Jepsen: MariaDB Galera Cluster 12.1.2

MariaDB Galera Cluster is a replicated version of MariaDB, a popular SQL database. While MariaDB claims Galera ensures “no lost transactions”, it loses transactions in at least two scenarios. First, under the recommended configuration settings it does not flush data to disk before acknowledgement; committed transactions can be lost when nodes crash in quick succession. Second, it occasionally loses committed transactions with process crashes and network partitions. Even without faults, MariaDB Galera Cluster allows P4 (Lost Update), and therefore fails to satisfy its claimed isolation level “between Serializable and Repeatable Read”. It also regularly exhibits Stale Read. This research was performed independently by Jepsen, without compensation, and conducted in accordance with the Jepsen ethics policy.

Background

MariaDB is a popular open source SQL database which began as a fork of MySQL. MariaDB Galera Cluster is an active-active replication system for MariaDB which allows reads and writes on every node. In 2015 this author analyzed MariaDB with Galera Cluster and found that although Galera claimed to offer Snapshot Isolation, Codership Oy intentionally designed their system without a key Snapshot Isolation property, called first-committer-wins. This allowed MariaDB with Galera Cluster to lose or create money out of thin air in a simulated bank account transfer workload. In 2025 MariaDB acquired Codership Oy, bringing Galera Cluster under the MariaDB umbrella.
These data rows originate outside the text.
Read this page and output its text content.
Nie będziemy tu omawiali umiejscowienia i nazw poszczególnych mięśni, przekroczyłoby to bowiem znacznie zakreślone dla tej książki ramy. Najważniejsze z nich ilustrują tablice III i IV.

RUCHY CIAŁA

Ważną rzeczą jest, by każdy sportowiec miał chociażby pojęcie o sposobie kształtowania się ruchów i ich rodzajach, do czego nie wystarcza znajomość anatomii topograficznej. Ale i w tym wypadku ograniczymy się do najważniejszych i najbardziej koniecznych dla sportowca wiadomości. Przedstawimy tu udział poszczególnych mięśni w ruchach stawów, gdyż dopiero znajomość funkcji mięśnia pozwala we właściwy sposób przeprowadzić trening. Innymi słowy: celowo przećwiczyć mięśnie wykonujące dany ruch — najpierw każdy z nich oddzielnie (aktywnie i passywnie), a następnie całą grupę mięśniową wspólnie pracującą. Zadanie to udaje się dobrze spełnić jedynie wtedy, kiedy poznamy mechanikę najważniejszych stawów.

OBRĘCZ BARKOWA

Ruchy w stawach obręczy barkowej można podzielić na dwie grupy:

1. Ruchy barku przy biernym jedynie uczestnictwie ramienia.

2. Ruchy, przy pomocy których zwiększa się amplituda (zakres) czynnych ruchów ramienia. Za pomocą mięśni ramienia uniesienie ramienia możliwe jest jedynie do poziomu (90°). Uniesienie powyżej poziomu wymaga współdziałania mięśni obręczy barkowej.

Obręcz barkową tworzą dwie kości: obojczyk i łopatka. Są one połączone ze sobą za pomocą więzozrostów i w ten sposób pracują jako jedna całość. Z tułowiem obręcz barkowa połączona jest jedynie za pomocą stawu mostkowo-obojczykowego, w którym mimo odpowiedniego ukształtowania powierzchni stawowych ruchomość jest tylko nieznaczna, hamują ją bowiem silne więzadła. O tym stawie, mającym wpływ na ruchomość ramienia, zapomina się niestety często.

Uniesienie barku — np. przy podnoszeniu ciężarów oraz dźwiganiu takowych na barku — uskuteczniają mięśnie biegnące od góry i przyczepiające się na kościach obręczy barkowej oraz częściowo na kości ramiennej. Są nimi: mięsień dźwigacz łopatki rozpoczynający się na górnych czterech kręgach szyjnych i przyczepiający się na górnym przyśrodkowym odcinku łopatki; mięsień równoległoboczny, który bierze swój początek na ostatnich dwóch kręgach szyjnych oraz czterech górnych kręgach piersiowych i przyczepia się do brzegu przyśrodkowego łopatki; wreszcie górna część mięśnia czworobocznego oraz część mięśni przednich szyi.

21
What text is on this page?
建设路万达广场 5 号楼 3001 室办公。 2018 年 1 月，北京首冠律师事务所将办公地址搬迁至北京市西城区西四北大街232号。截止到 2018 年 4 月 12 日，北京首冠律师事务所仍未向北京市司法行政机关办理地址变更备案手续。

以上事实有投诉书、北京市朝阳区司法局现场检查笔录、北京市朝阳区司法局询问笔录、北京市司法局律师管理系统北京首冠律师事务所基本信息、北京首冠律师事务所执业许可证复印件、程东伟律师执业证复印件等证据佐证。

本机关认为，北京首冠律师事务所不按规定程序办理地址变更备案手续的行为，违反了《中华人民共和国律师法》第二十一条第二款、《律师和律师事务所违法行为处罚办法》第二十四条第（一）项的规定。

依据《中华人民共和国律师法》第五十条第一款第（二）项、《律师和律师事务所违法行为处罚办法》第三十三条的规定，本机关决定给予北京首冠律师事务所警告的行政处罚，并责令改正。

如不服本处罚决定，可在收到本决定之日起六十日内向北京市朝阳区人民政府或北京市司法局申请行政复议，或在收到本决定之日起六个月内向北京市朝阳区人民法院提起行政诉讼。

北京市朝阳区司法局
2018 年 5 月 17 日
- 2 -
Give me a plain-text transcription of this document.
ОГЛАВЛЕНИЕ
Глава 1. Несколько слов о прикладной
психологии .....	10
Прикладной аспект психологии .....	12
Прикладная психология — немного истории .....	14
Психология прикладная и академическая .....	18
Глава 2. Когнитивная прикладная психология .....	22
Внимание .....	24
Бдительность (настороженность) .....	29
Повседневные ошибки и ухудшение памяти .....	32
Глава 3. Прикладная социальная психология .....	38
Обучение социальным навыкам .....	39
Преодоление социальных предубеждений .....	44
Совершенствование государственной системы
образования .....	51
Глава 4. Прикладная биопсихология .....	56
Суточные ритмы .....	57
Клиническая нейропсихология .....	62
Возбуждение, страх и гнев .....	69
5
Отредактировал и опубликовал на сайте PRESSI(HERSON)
Galera Cluster is based on virtual synchrony group communication framework called gcomm. Transactions are initially executed optimistically on any node. When a transaction commits it is synchronously replicated to other nodes, which certify the transaction based on the primary keys it wrote. Conflicts with other transactions are identified based on a sequence number, or seqno.

The MariaDB Galera Replication Guide says that Galera uses unanimous replication:

Unlike traditional asynchronous or semi-synchronous replication, Galera ensures that transactions are committed on all nodes (or fail on all) before the client receives a success confirmation.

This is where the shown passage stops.